MTA 1973 contruction report video

This 1973 video produced by New York City’s Metropolitan Transit Authority, courtesy of the NYC Transit Museum Archives, is awesome on several levels. We get to see cool footage of infrastructure construction projects, a period portrait of the City, an optimistic vision of NYC’s transit future JUST on the cusp of their impending bankruptcy, which scuttled most of those plans for a generation.
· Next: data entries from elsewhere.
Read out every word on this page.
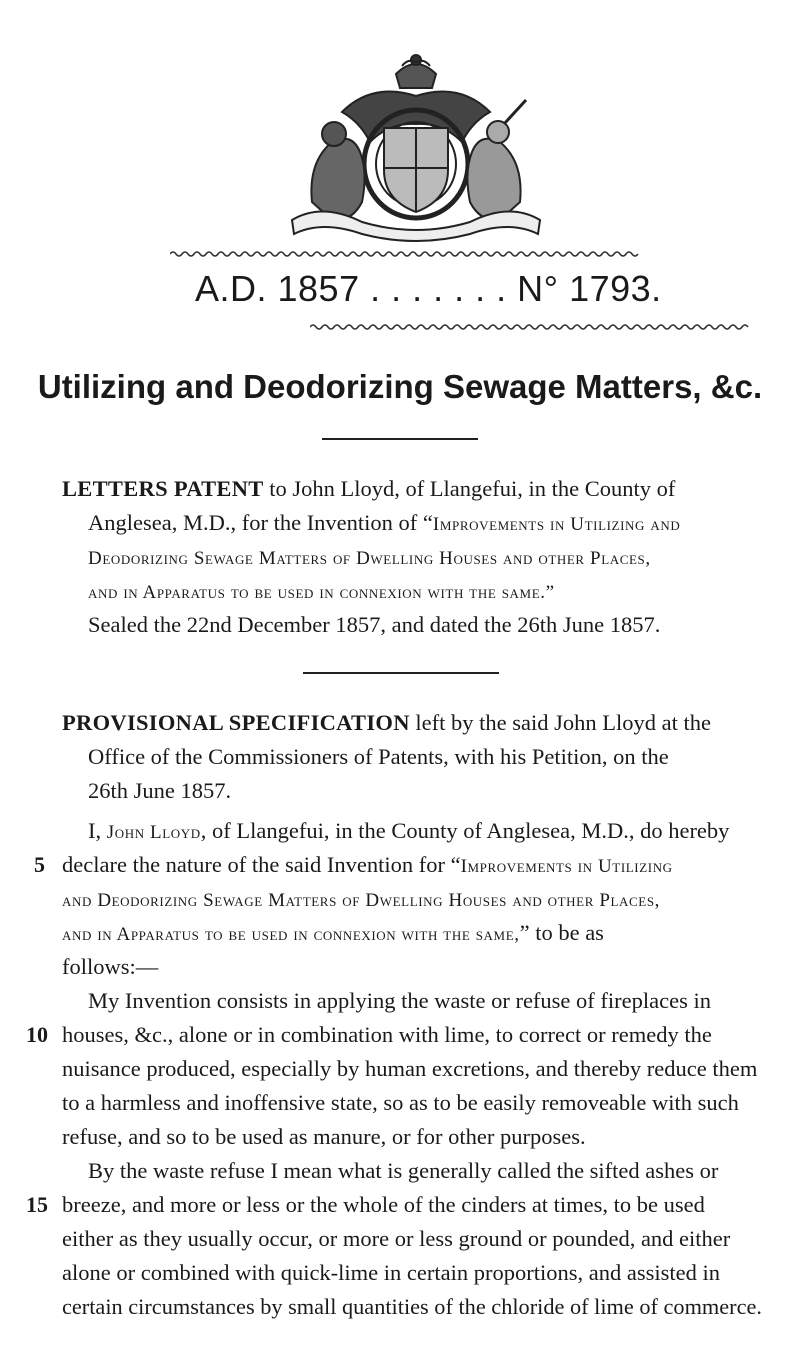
A.D. 1857 . . . . . . . N° 1793.
Utilizing and Deodorizing Sewage Matters, &c.
LETTERS PATENT to John Lloyd, of Llangefui, in the County of
Anglesea, M.D., for the Invention of “Improvements in Utilizing and
Deodorizing Sewage Matters of Dwelling Houses and other Places,
and in Apparatus to be used in connexion with the same.”
Sealed the 22nd December 1857, and dated the 26th June 1857.
PROVISIONAL SPECIFICATION left by the said John Lloyd at the
Office of the Commissioners of Patents, with his Petition, on the
26th June 1857.
I, John Lloyd, of Llangefui, in the County of Anglesea, M.D., do hereby
5 declare the nature of the said Invention for “Improvements in Utilizing
and Deodorizing Sewage Matters of Dwelling Houses and other Places,
and in Apparatus to be used in connexion with the same,” to be as
follows:—
My Invention consists in applying the waste or refuse of fireplaces in
10 houses, &c., alone or in combination with lime, to correct or remedy the
nuisance produced, especially by human excretions, and thereby reduce them
to a harmless and inoffensive state, so as to be easily removeable with such
refuse, and so to be used as manure, or for other purposes.
By the waste refuse I mean what is generally called the sifted ashes or
15 breeze, and more or less or the whole of the cinders at times, to be used
either as they usually occur, or more or less ground or pounded, and either
alone or combined with quick-lime in certain proportions, and assisted in
certain circumstances by small quantities of the chloride of lime of commerce.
And of course its all in a now amusing retro presentation.

Video originally pointed out to me by the NYC mass transit blog Second Avenue Sagas (named after the LONG delayed, now finally under construction Second Avenue Subway), which is one of my favorite regular blog reads.
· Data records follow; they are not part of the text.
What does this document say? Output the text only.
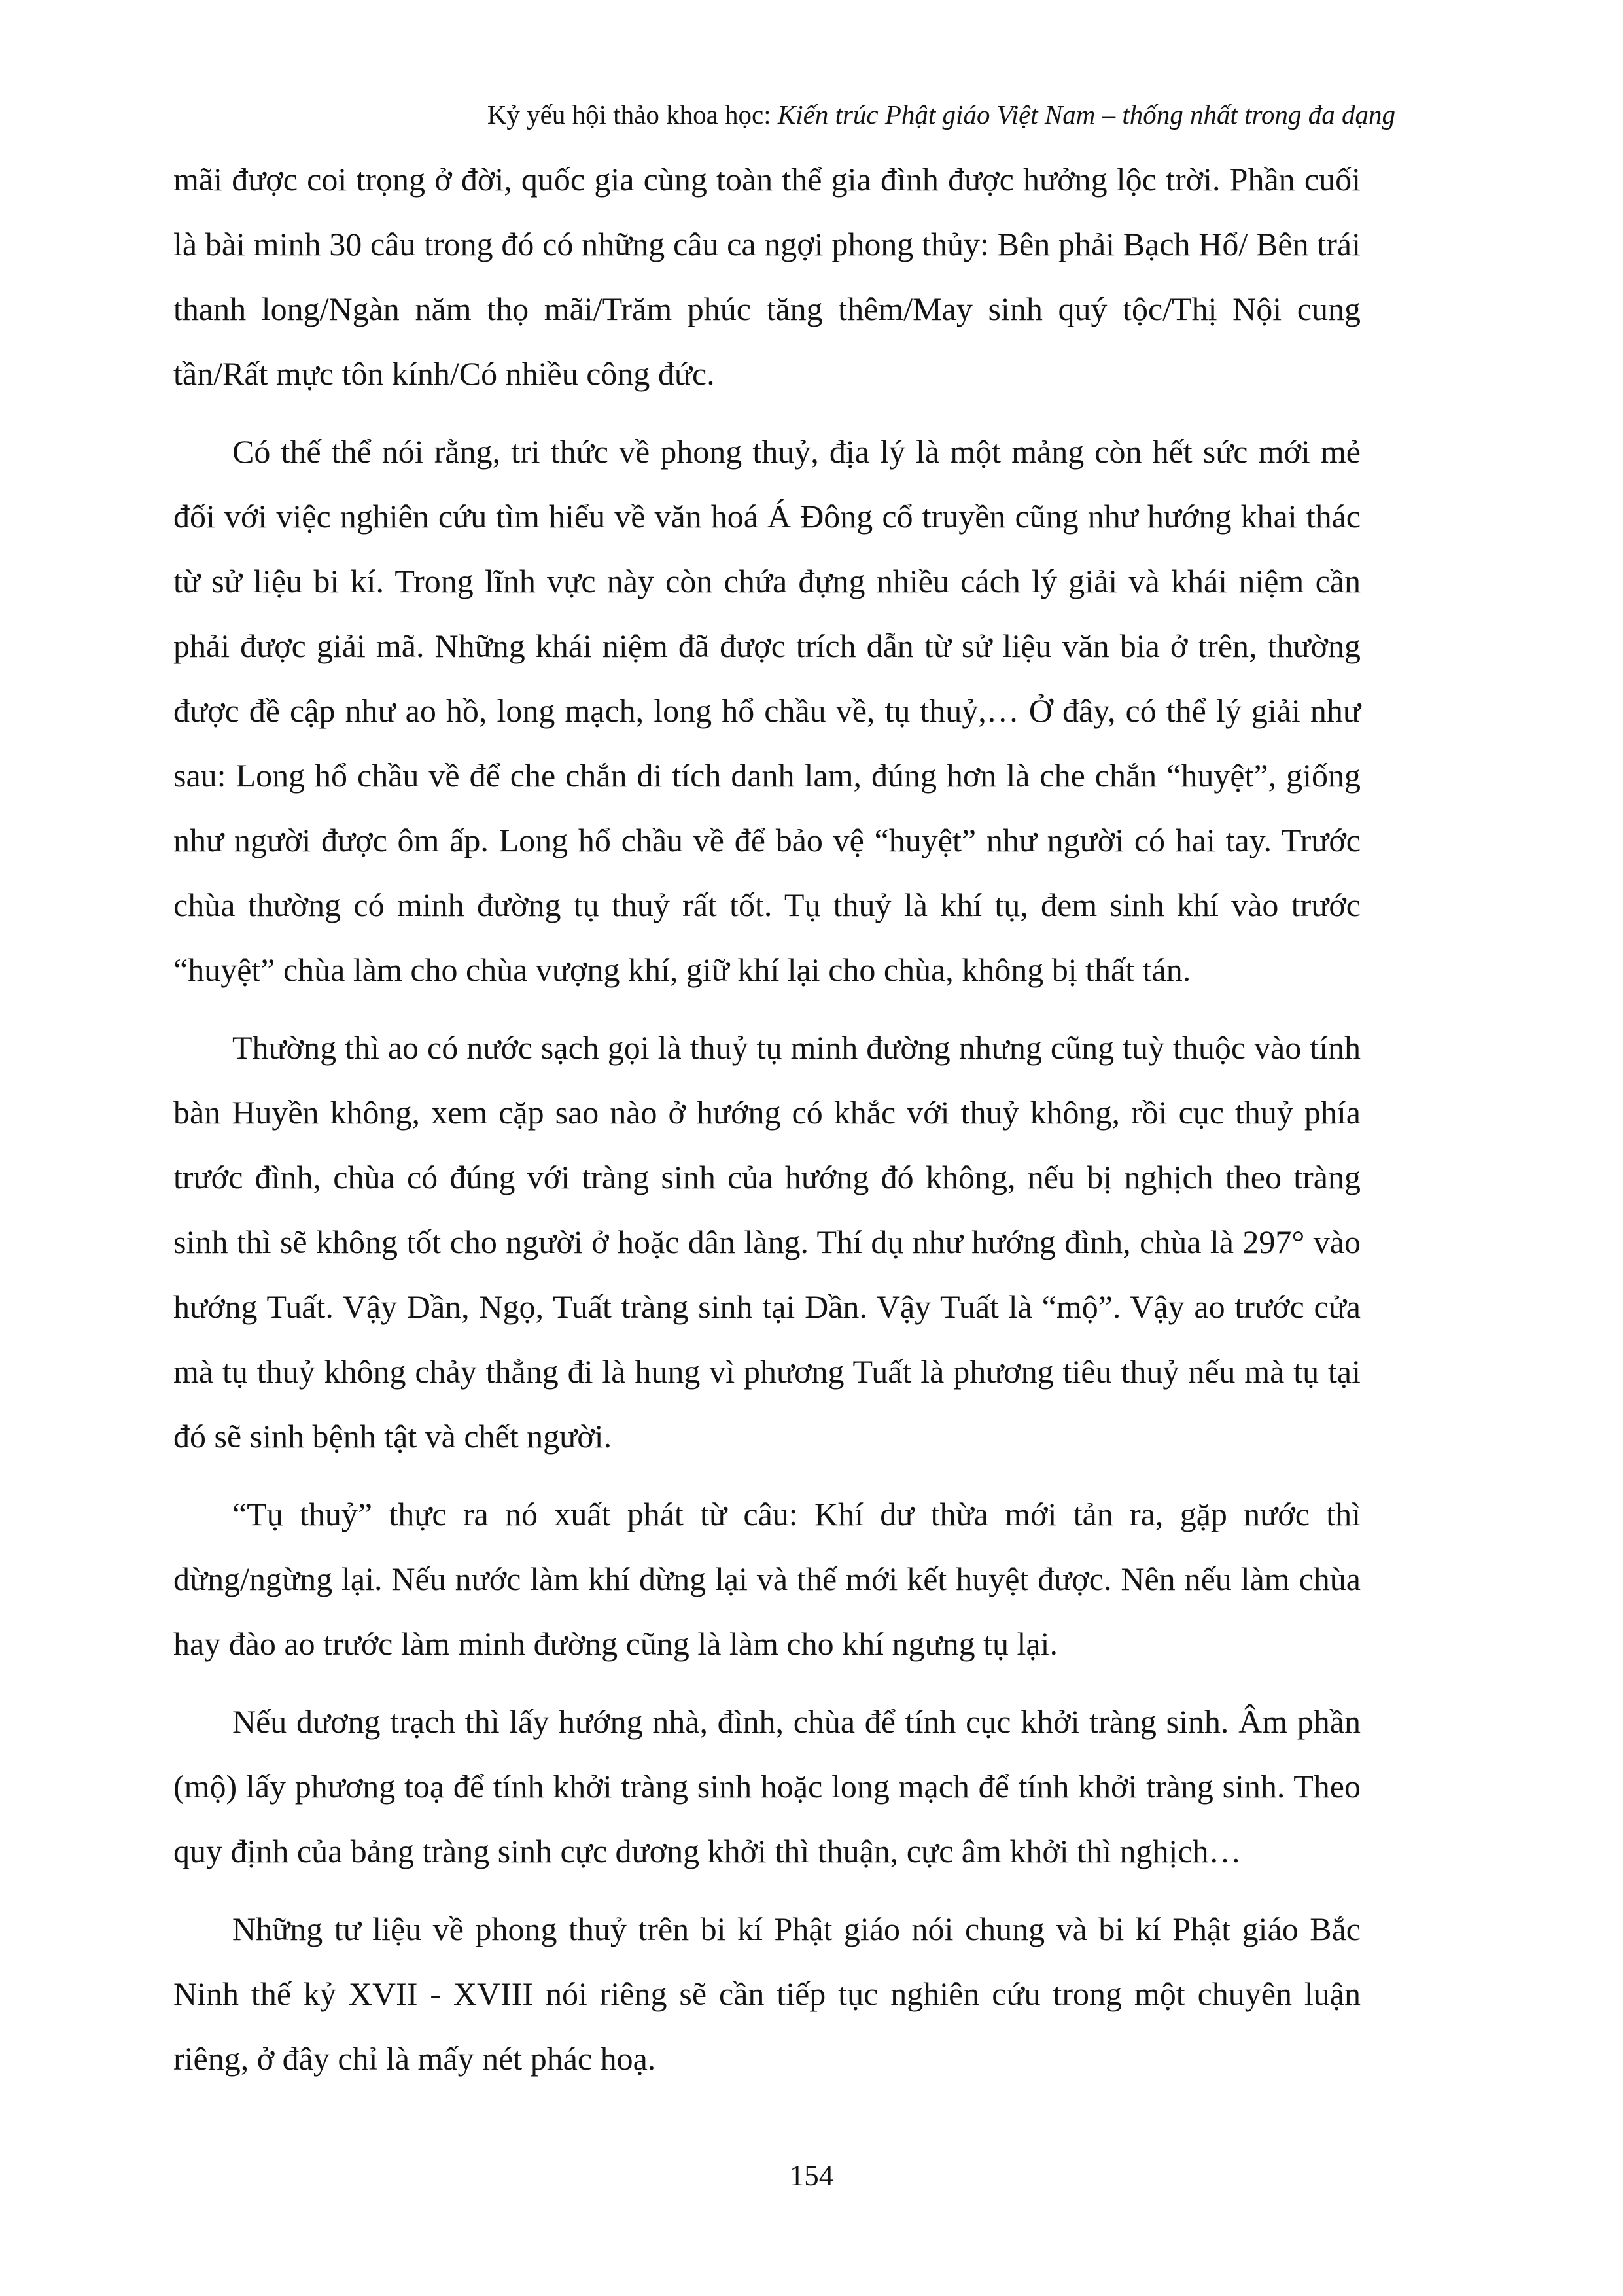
Kỷ yếu hội thảo khoa học: Kiến trúc Phật giáo Việt Nam – thống nhất trong đa dạng

mãi được coi trọng ở đời, quốc gia cùng toàn thể gia đình được hưởng lộc trời. Phần cuối là bài minh 30 câu trong đó có những câu ca ngợi phong thủy: Bên phải Bạch Hổ/ Bên trái thanh long/Ngàn năm thọ mãi/Trăm phúc tăng thêm/May sinh quý tộc/Thị Nội cung tần/Rất mực tôn kính/Có nhiều công đức.

Có thế thể nói rằng, tri thức về phong thuỷ, địa lý là một mảng còn hết sức mới mẻ đối với việc nghiên cứu tìm hiểu về văn hoá Á Đông cổ truyền cũng như hướng khai thác từ sử liệu bi kí. Trong lĩnh vực này còn chứa đựng nhiều cách lý giải và khái niệm cần phải được giải mã. Những khái niệm đã được trích dẫn từ sử liệu văn bia ở trên, thường được đề cập như ao hồ, long mạch, long hổ chầu về, tụ thuỷ,… Ở đây, có thể lý giải như sau: Long hổ chầu về để che chắn di tích danh lam, đúng hơn là che chắn “huyệt”, giống như người được ôm ấp. Long hổ chầu về để bảo vệ “huyệt” như người có hai tay. Trước chùa thường có minh đường tụ thuỷ rất tốt. Tụ thuỷ là khí tụ, đem sinh khí vào trước “huyệt” chùa làm cho chùa vượng khí, giữ khí lại cho chùa, không bị thất tán.

Thường thì ao có nước sạch gọi là thuỷ tụ minh đường nhưng cũng tuỳ thuộc vào tính bàn Huyền không, xem cặp sao nào ở hướng có khắc với thuỷ không, rồi cục thuỷ phía trước đình, chùa có đúng với tràng sinh của hướng đó không, nếu bị nghịch theo tràng sinh thì sẽ không tốt cho người ở hoặc dân làng. Thí dụ như hướng đình, chùa là 297° vào hướng Tuất. Vậy Dần, Ngọ, Tuất tràng sinh tại Dần. Vậy Tuất là “mộ”. Vậy ao trước cửa mà tụ thuỷ không chảy thẳng đi là hung vì phương Tuất là phương tiêu thuỷ nếu mà tụ tại đó sẽ sinh bệnh tật và chết người.

“Tụ thuỷ” thực ra nó xuất phát từ câu: Khí dư thừa mới tản ra, gặp nước thì dừng/ngừng lại. Nếu nước làm khí dừng lại và thế mới kết huyệt được. Nên nếu làm chùa hay đào ao trước làm minh đường cũng là làm cho khí ngưng tụ lại.

Nếu dương trạch thì lấy hướng nhà, đình, chùa để tính cục khởi tràng sinh. Âm phần (mộ) lấy phương toạ để tính khởi tràng sinh hoặc long mạch để tính khởi tràng sinh. Theo quy định của bảng tràng sinh cực dương khởi thì thuận, cực âm khởi thì nghịch…

Những tư liệu về phong thuỷ trên bi kí Phật giáo nói chung và bi kí Phật giáo Bắc Ninh thế kỷ XVII - XVIII nói riêng sẽ cần tiếp tục nghiên cứu trong một chuyên luận riêng, ở đây chỉ là mấy nét phác hoạ.

154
In the second video it shows the old elevated line in the Bronx being dismantled, while talking about how the new Second Avenue Subway will run “all the way from the Bronx to the southern tip of Manhattan” but in the meantime “the transportation needs of the community are being met by modern, comfortable bus service.” Guess how that worked out?

Update: There’s also a similar video from the 1950s!

One thought on “MTA 1973 contruction report video”

  1. On a related note and if you’ll allow a little corporate pride here, my company just renewed the Roosevelt Island aerial tramway:

    The old tram began operation in 1976 and stopped early 2010 before opening again with the new system about a week ago.

    The RIOC website states that:
    “Roosevelt Island, now in its 40th year as a mixed income residential community, is managed by the Roosevelt Island Operating Corp. of the State of New York (RIOC). Currently, approximately 14,000 New Yorkers live and work on the 147 acre island in the middle of the East River. The island was previously known as Welfare Island, having been home to the City’s welfare institutions during the 19th and early 20th centuries.
    By 1969 the landscape was primarily dominated by abandoned institutional buildings.
    It was re-envisioned by New York City and New York State via a 1969 General Development Plan (GDP) as a community for mixed income families with special emphasis placed on handicap accessibility.
    The City leased the island to the New York State Urban Development Corporation (UDC) for 99 years to build and manage this vision. Roosevelt Island is due to revert to City management in 2068. RIOC, by 1984 State legislation, succeeded UDC to the responsibility for developing and operating the Roosevelt Island community.”